Sending the Scanned File by Email
Once you have your scanned file, the process is the same regardless of how it was created:
| Email Client | How to Attach |
|---|---|
| Gmail (browser) | Compose → click the paperclip icon → locate and select your file |
| Outlook (desktop) | New Email → Insert tab → Attach File |
| Apple Mail | Compose → drag file into message body, or use Attach button |
| Gmail/Outlook (mobile) | Compose → tap paperclip or attachment icon → browse files |
File size matters. Most email providers impose attachment limits — commonly 25 MB for Gmail and Outlook. A single scanned page at 300 DPI as a PDF is typically well under 1 MB, but multi-page documents or high-resolution scans can grow quickly.
If your file exceeds the limit, upload it to a cloud storage service (Google Drive, Dropbox, OneDrive) and share a link instead of attaching the file directly. Gmail offers this automatically when an attachment exceeds its threshold.

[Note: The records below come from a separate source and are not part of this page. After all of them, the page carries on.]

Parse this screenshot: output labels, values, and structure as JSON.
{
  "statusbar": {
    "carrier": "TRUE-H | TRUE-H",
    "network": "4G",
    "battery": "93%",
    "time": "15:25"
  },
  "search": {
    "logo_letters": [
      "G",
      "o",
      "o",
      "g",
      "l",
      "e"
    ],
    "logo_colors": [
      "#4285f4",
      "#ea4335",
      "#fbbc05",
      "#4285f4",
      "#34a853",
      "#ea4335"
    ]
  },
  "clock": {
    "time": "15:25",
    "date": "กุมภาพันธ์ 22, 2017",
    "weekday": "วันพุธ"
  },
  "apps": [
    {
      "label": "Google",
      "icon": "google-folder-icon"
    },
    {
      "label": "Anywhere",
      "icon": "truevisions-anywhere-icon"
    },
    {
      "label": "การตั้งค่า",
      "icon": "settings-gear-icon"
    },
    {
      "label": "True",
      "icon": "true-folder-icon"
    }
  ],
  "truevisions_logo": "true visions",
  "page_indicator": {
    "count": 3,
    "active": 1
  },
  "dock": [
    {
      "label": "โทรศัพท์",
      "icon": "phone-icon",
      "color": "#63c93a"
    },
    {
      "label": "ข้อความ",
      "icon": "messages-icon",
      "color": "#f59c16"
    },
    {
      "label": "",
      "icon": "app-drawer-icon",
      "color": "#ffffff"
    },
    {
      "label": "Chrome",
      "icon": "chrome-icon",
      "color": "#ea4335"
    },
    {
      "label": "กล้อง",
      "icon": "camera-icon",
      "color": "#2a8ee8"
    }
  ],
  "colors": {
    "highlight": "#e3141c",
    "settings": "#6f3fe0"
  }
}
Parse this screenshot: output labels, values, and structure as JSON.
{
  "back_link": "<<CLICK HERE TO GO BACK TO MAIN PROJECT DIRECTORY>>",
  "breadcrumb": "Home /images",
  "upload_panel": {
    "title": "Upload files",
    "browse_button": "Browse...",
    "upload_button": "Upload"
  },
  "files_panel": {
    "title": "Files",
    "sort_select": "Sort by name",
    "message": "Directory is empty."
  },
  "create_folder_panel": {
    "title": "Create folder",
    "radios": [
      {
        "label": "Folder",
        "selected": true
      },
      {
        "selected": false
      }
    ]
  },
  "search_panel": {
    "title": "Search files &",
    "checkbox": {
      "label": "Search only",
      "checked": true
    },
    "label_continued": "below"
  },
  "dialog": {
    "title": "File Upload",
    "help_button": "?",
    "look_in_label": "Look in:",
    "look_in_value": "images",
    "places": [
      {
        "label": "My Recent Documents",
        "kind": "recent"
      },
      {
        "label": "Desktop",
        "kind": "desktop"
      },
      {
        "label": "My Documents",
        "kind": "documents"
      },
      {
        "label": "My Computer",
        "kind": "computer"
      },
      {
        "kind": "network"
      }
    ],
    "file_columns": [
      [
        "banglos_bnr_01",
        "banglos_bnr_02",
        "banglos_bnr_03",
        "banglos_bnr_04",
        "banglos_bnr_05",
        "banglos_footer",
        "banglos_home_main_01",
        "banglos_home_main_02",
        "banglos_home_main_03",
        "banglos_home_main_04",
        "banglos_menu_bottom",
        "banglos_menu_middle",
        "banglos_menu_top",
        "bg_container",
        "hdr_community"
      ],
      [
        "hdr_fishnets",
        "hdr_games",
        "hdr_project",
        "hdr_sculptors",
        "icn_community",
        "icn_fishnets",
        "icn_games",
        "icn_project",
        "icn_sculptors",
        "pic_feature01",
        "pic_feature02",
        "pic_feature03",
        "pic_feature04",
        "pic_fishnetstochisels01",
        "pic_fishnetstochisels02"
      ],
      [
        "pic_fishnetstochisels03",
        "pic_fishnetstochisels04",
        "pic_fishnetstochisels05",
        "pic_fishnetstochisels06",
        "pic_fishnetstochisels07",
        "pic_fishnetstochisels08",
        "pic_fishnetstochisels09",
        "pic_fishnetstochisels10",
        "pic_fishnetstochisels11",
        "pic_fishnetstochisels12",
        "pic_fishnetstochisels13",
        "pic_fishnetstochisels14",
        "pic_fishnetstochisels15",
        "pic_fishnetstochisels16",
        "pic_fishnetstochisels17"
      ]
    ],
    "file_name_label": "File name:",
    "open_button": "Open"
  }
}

Factors That Affect Your Experience
The method that works best isn't universal — several variables shape the outcome:
- Volume: Scanning one page occasionally is very different from scanning 50-page documents regularly
- Quality requirements: Legal, medical, or archival documents often require higher DPI and PDF/A format; informal uses rarely do
- Equipment on hand: A smartphone is enough for most casual users; a flatbed scanner is better for fragile or bound documents; a sheet-fed scanner suits high-volume workflows
- Operating system: Scanner driver support, built-in tools, and app availability differ between Windows, macOS, Android, and iOS
- Technical comfort level: Configuring SMTP settings on a networked printer requires more comfort with network settings than using a phone app
- Recipient requirements: Some institutions specify file format, maximum size, or resolution — worth checking before you scan
🗂️ A Note on PDF vs. Image Formats
When in doubt, scan to PDF. A PDF:
- Combines multiple pages into one file
- Maintains consistent formatting across devices and operating systems
- Is the expected format for contracts, applications, and official documents
A JPEG or PNG may be acceptable for a single-page document or a photograph, but PDFs are the safer default for anything that needs to look professional or be reliably printable on the recipient's end.
The right setup — phone, flatbed, or dedicated scanner — comes down to how often you scan, what you're scanning, and what your recipient needs from the file. Those specifics are what determine whether the simplest option is the right one for you.